Since the beginning of russia’s brutal assault on Ukraine, russian forces have demonstrated a clear pattern of targeting and killing Ukrainian civilians.

Ukrainian documentarians shot film about life in occupied Kherson “Silent Terror. Chronicles of Hell”.

Several hundred residents of Kherson were held hostage by the Russian military. The occupying “power” abducts and tortures Kherson citizens, does not allow them to go to free territories.

The events of the film unfold from the beginning of the full-scale Russian invasion until the end of May. The tape contains documentary footage and stories of people who managed to leave the occupation. The heroes of the film are people from Kherson who survived kidnapping and torture, activists, volunteers, and journalists. Filming took place in Kyiv, Odesa and Mykolaiv.

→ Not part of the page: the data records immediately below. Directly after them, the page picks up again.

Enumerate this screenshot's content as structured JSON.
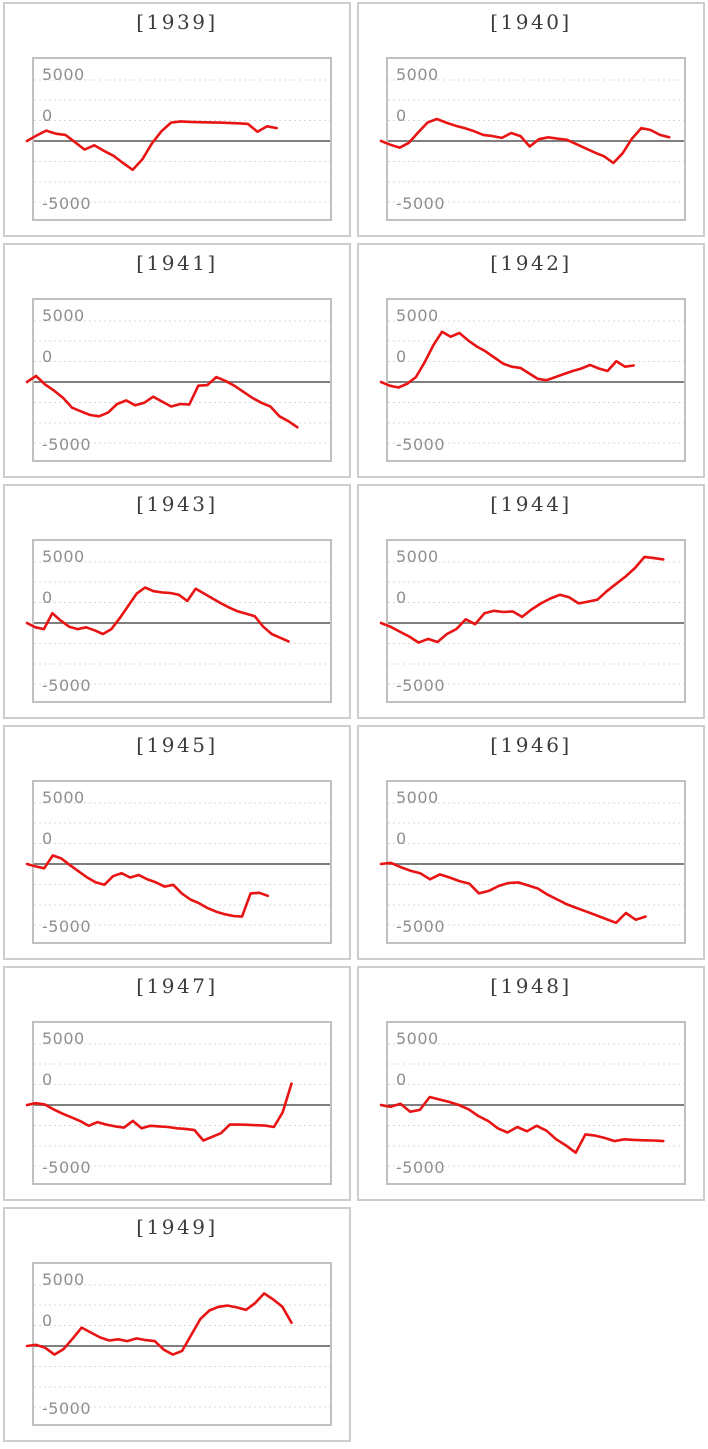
{
  "page": {
    "background": "#ffffff"
  },
  "style": {
    "card_border": "#cdcdcd",
    "plot_border": "#c1c1c1",
    "grid_color": "#d8d8d8",
    "zero_line_color": "#7f7f7f",
    "series_color": "#e81414",
    "title_color": "#3c3c3c",
    "tick_color": "#8f8f8f"
  },
  "chart_data": {
    "type": "line",
    "layout": "small multiples, 2 columns x 6 rows, last cell empty",
    "grid": "horizontal dashed gridlines, solid gray baseline at series start (0)",
    "legend": "none",
    "x_axis": "hidden",
    "y_tick_labels": [
      "5000",
      "0",
      "-5000"
    ],
    "y_ticks": [
      5000,
      0,
      -5000
    ],
    "ylim": [
      -6700,
      6700
    ],
    "panels": [
      {
        "title": "[1939]",
        "year": 1939,
        "end_fraction": 0.82,
        "values": [
          0,
          450,
          850,
          600,
          500,
          -100,
          -700,
          -350,
          -800,
          -1200,
          -1800,
          -2350,
          -1500,
          -200,
          800,
          1500,
          1600,
          1560,
          1540,
          1520,
          1500,
          1480,
          1450,
          1400,
          750,
          1200,
          1050
        ]
      },
      {
        "title": "[1940]",
        "year": 1940,
        "end_fraction": 0.95,
        "values": [
          0,
          -300,
          -550,
          -150,
          700,
          1500,
          1800,
          1500,
          1250,
          1050,
          800,
          500,
          400,
          250,
          650,
          400,
          -450,
          150,
          300,
          200,
          100,
          -250,
          -600,
          -950,
          -1250,
          -1800,
          -1000,
          200,
          1050,
          900,
          500,
          300
        ]
      },
      {
        "title": "[1941]",
        "year": 1941,
        "end_fraction": 0.89,
        "values": [
          0,
          500,
          -200,
          -700,
          -1300,
          -2100,
          -2400,
          -2700,
          -2800,
          -2500,
          -1800,
          -1500,
          -1900,
          -1700,
          -1200,
          -1600,
          -2000,
          -1800,
          -1850,
          -300,
          -250,
          400,
          100,
          -300,
          -800,
          -1300,
          -1700,
          -2000,
          -2800,
          -3200,
          -3700
        ]
      },
      {
        "title": "[1942]",
        "year": 1942,
        "end_fraction": 0.83,
        "values": [
          0,
          -300,
          -450,
          -150,
          400,
          1600,
          3000,
          4100,
          3700,
          4000,
          3400,
          2900,
          2500,
          2000,
          1500,
          1250,
          1150,
          700,
          250,
          150,
          400,
          650,
          900,
          1100,
          1400,
          1100,
          900,
          1700,
          1250,
          1350
        ]
      },
      {
        "title": "[1943]",
        "year": 1943,
        "end_fraction": 0.86,
        "values": [
          0,
          -350,
          -500,
          800,
          200,
          -300,
          -500,
          -350,
          -600,
          -900,
          -500,
          400,
          1400,
          2400,
          2900,
          2600,
          2500,
          2450,
          2300,
          1800,
          2800,
          2400,
          2000,
          1600,
          1250,
          950,
          750,
          550,
          -300,
          -900,
          -1200,
          -1500
        ]
      },
      {
        "title": "[1944]",
        "year": 1944,
        "end_fraction": 0.93,
        "values": [
          0,
          -300,
          -700,
          -1100,
          -1600,
          -1300,
          -1550,
          -900,
          -500,
          300,
          -100,
          800,
          1000,
          900,
          950,
          500,
          1100,
          1600,
          2000,
          2300,
          2100,
          1600,
          1750,
          1900,
          2600,
          3200,
          3800,
          4500,
          5400,
          5300,
          5200
        ]
      },
      {
        "title": "[1945]",
        "year": 1945,
        "end_fraction": 0.79,
        "values": [
          0,
          -200,
          -350,
          700,
          450,
          -100,
          -600,
          -1100,
          -1500,
          -1700,
          -1000,
          -750,
          -1100,
          -900,
          -1250,
          -1500,
          -1850,
          -1700,
          -2400,
          -2900,
          -3200,
          -3600,
          -3900,
          -4100,
          -4250,
          -4300,
          -2400,
          -2350,
          -2600
        ]
      },
      {
        "title": "[1946]",
        "year": 1946,
        "end_fraction": 0.87,
        "values": [
          0,
          100,
          -250,
          -550,
          -750,
          -1250,
          -850,
          -1100,
          -1400,
          -1600,
          -2400,
          -2200,
          -1800,
          -1550,
          -1500,
          -1750,
          -2000,
          -2500,
          -2900,
          -3300,
          -3600,
          -3900,
          -4200,
          -4500,
          -4800,
          -4000,
          -4550,
          -4300
        ]
      },
      {
        "title": "[1947]",
        "year": 1947,
        "end_fraction": 0.87,
        "values": [
          0,
          150,
          50,
          -350,
          -700,
          -1000,
          -1300,
          -1700,
          -1400,
          -1600,
          -1750,
          -1850,
          -1300,
          -1900,
          -1700,
          -1750,
          -1800,
          -1900,
          -1950,
          -2050,
          -2900,
          -2600,
          -2300,
          -1600,
          -1600,
          -1620,
          -1650,
          -1680,
          -1800,
          -600,
          1750
        ]
      },
      {
        "title": "[1948]",
        "year": 1948,
        "end_fraction": 0.93,
        "values": [
          0,
          -150,
          100,
          -550,
          -400,
          650,
          450,
          250,
          0,
          -350,
          -900,
          -1300,
          -1900,
          -2250,
          -1800,
          -2150,
          -1700,
          -2100,
          -2800,
          -3300,
          -3900,
          -2400,
          -2500,
          -2700,
          -2950,
          -2800,
          -2850,
          -2880,
          -2900,
          -2950
        ]
      },
      {
        "title": "[1949]",
        "year": 1949,
        "end_fraction": 0.87,
        "values": [
          0,
          100,
          -150,
          -700,
          -250,
          600,
          1500,
          1100,
          700,
          450,
          550,
          400,
          620,
          480,
          400,
          -300,
          -700,
          -400,
          900,
          2200,
          2900,
          3200,
          3300,
          3150,
          2950,
          3500,
          4300,
          3800,
          3200,
          1900
        ]
      }
    ]
  }
}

The most difficult thing, the authors say, was to find people who would agree to testify on camera about what is happening in the occupied region.

“When the film was almost edited, the FSB broke into the family of the girl who agreed to be the main character of the film and filmed video diaries about life in an occupied village near Kherson. Somehow they found out about what she was doing. Fortunately, she was not injured, but we had to remove all the scenes with her participation from the film and urgently change the script in order not to expose her to danger. Such are the realities of life in Ukrainian cities occupied by Russia,” said the film’s director Elizaveta Tatarinova.

“Since the beginning of Russia’s brutal assault on Ukraine, Russian forces have demonstrated a clear pattern of targeting and killing Ukrainian civilians en masse, while also deliberately shelling schools, maternity wards, hospitals, homes, apartment buildings, and other civilian infrastructure. They are also committing heinous acts of sexual violence and forcibly deporting hundreds of thousands of Ukrainian children to Russia,” U.S. Senators Rob Portman said. “Combined with Russia’s consistent denial of the existence of Ukrainian nationhood and identity, these acts must be acknowledged for what they are – genocide – and it is important that the United States and the rest of the world recognize them as such.”